Finally, he stops. Slumps into a sleep that is not a sleep.
4:43
Only now do my hands start to shake. For the preceding moments the camera might as well have stood on a tripod, it was held so firmly in place. Now, as the impact of all I’ve just seen hits me, the frame wobbles with nauseating jerks and corrections, as though with the man’s stillness the camera itself has come to life.
5:24
A voice.
The sound of it stills my hands. Frames the man in the chair squarely once more. Yet he doesn’t move. The voice comes from him—it must come from him—but there is nothing in his form to confirm that it has.
Professor Ullman.
It takes a moment to recognize that the voice has directly addressed me. And that its language isn’t English, but Latin.
Lorem sumus.
We have been waiting.
The voice is male, but only in its register, not in its character. In fact, though it commands in the way of a human utterance, it is strangely non-gendered. An unoccupied medium, in the way even the most sophisticated computer-generated voice is detectable as a surrogate for a real human presence.

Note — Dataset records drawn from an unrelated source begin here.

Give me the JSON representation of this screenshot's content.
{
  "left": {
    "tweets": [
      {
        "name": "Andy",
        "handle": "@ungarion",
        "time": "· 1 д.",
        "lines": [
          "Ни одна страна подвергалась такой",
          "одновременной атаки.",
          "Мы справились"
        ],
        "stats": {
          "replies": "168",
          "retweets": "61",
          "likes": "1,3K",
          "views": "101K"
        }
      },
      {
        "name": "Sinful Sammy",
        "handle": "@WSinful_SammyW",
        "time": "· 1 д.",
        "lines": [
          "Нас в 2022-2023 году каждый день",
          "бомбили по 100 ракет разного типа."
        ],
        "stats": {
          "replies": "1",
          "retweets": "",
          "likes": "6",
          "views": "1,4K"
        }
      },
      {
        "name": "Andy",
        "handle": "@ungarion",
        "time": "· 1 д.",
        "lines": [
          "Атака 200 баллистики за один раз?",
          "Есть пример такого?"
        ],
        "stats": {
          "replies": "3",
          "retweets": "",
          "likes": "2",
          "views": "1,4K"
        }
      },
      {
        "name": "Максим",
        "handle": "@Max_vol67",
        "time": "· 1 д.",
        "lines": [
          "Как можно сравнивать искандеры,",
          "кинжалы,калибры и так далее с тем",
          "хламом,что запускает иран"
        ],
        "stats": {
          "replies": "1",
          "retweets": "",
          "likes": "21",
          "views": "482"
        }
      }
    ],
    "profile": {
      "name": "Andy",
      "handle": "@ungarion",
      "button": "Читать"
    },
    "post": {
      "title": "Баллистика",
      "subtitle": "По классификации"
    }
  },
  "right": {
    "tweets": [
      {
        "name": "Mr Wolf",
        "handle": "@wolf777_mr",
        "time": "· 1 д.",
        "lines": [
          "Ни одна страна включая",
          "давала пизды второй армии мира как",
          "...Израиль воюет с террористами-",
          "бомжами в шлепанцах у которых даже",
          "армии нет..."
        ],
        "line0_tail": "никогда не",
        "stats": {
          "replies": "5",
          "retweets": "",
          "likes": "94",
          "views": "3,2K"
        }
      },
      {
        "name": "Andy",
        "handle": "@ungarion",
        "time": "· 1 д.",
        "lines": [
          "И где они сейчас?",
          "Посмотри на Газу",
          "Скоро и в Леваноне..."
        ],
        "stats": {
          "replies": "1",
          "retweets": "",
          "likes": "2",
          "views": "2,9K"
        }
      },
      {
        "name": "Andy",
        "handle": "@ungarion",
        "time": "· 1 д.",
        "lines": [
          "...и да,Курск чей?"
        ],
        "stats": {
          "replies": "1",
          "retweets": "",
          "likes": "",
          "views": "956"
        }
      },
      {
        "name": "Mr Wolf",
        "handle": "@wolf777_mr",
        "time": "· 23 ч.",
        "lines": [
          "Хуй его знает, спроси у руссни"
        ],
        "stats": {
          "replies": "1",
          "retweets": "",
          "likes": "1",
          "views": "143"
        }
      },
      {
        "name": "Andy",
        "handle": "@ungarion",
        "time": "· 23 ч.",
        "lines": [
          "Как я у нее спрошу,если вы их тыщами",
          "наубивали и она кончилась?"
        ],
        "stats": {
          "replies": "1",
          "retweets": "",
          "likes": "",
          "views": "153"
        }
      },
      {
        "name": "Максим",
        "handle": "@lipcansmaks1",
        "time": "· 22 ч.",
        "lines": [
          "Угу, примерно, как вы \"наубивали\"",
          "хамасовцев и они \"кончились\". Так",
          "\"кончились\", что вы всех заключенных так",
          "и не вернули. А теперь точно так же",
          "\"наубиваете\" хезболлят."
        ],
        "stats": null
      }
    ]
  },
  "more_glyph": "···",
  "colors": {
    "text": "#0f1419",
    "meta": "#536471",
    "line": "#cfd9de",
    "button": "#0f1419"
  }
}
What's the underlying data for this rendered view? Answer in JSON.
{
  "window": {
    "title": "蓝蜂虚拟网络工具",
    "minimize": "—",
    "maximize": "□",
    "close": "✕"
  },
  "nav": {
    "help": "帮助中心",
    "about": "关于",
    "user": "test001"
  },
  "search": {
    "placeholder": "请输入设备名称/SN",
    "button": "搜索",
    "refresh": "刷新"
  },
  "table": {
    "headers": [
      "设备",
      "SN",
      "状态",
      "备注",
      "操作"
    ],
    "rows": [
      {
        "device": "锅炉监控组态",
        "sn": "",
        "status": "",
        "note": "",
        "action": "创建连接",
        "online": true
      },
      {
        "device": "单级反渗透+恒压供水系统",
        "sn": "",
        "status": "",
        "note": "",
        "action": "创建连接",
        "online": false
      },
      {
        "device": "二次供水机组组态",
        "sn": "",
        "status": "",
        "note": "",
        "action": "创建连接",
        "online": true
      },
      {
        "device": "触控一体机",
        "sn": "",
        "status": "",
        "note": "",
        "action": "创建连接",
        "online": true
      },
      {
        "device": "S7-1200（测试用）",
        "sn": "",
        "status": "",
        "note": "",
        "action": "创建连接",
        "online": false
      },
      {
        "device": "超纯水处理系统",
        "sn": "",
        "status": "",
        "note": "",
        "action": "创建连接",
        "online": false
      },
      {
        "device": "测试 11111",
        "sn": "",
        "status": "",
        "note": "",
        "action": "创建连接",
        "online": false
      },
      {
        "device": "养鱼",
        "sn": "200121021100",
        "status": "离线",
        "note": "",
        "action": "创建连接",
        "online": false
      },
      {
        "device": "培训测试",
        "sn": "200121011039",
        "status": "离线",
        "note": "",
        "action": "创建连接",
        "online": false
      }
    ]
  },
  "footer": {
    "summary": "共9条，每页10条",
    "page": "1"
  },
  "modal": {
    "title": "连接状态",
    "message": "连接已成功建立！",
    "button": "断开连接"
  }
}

I wait for the voice to go on. But there is only the terrible breathing, louder now.
6:12
“Who are you?”
My voice. Sounding tinny and scratched as an old 78 record.
His head lifts again. This time his expression belongs to neither the snarling madman nor his terrified “normal” self, but something new. Becalmed. His face bearing the insinuating smile of the priest, the door-to-door salesman. Yet with a fury beneath the surface. A hate contained by the skin but not by the eyes.
“We do not have names.”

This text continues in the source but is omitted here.